Por José Antonio de Yturriaga

miércoles 10 de diciembre de 2014, 17:32h
Con contumaz desatino, el Presidente de la Generalitat, Artur Mas, ha trazado su hoja de ruta tras el simulacro del 9-N: celebración anticipada de elecciones autonómicas de carácter plebiscitario –con una lista única de políticos y miembros de la sociedad civil partidarios de la secesión, bajo su liderazgo-, negociación con el Gobierno central para que facilite la autodeterminación de Cataluña, elaboración de una Constitución y creación de las estructuras básicas de un Estado, realización de un referéndum limitado a los catalanes y declaración de la independencia antes de finales de 2016.

De la mayor parte del espectro político han surgido voces angustiadas que reclaman la urgente reforma de la Constitución de 1978 (CE) para acomodar a Cataluña en el Estado español y evitar su separación.

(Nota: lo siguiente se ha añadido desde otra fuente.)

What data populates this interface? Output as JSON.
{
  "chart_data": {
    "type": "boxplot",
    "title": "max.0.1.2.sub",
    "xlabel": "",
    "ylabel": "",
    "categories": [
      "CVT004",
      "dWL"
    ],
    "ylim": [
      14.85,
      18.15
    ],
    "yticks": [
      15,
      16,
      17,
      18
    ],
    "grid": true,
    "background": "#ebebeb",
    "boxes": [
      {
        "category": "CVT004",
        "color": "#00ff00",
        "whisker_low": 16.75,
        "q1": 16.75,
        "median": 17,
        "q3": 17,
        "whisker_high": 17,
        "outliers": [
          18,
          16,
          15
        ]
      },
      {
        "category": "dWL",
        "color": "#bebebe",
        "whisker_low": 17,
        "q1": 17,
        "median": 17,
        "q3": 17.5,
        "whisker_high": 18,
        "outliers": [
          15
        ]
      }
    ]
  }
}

Conveniencia de un acuerdo para reformar la Constitución

Mariano Rajoy ha caído también en la trampa y afirmado que la única fórmula legal para resolver el problema catalán es “plantear una reforma de la CE, traerla a las Cortes y que todo el mundo la debata”, si bien se niega a tomar la iniciativa como sería de rigor. Las constituciones se desgastan con el transcurso del tiempo y el cambio de las circunstancias, y por ello contienen disposiciones para su modificación. Cuan Diógenes, el PSOE ha encontrado la luz y su Secretario General, Pedro Sánchez, repite como una cotorra que hay que reformar la CE para introducir un sistema federal que satisfaga las ansias de los independentistas de Cataluña y de otras Comunidades Autónomas. Lo que aún no ha especificado es cuál es el contenido de esa Federación, ni qué concesiones habría que hacer a los nacionalistas para que la aceptaran. Rajoy no parece ser consciente de que, tarde o temprano, su Gobierno tendrá que abordar la reforma constitucional, so de pena que se la hagan desde fuera los nacionalistas, los populistas de “Podemos” y la izquierda más radical. Es como el intérprete que sólo sabe tocar el piano con una mano y, mientras usa la económica, guarda en su regazo la política, por lo que es incapaz de tocar adecuadamente la melodía. Al estar enfrascado en la partitura económica, ha dejado a la oposición la iniciativa política para modificar la Carta Magna -a la que el PP se opone en principio-, en vez de usar dos manos y hasta cuatro, al alimón con el PSOE. Hay que “aggiornar” la CE –que Jorge de Esteban ha calificado de “inacabada”, como la sinfonía nº 8 de Franz Schubert, por no definir suficientemente el Estado de las Autonomías- para acomodar, no sólo a los catalanes, sino a todos los españoles. Esto va a ser sumamente difícil, si no imposible, ante la radical oposición de las posiciones en presencia -que son antitéticas-, por lo que se bloquea el consenso o un amplio acuerdo. Pese a ello, es imperativo intentarlo, pues el inmovilismo y la táctica del avestruz –tan apreciados por el consejero áulico Pedro Arriola- sólo pueden llevar a la catástrofe. Todos se muestran de acuerdo en la necesidad de completar los derechos fundamentales incluidos en la CE, en adoptar medidas de regeneración democrática que limiten los abusos de la “partitocracia” y -sobre todo- en modificar y hacer más preciso y operativo el Título VIII, considerado “letra muerta” por la Presidenta andaluza Susana Díaz. Pero, ¿quién le pone el cascabel al gato y cómo debe sonar éste?.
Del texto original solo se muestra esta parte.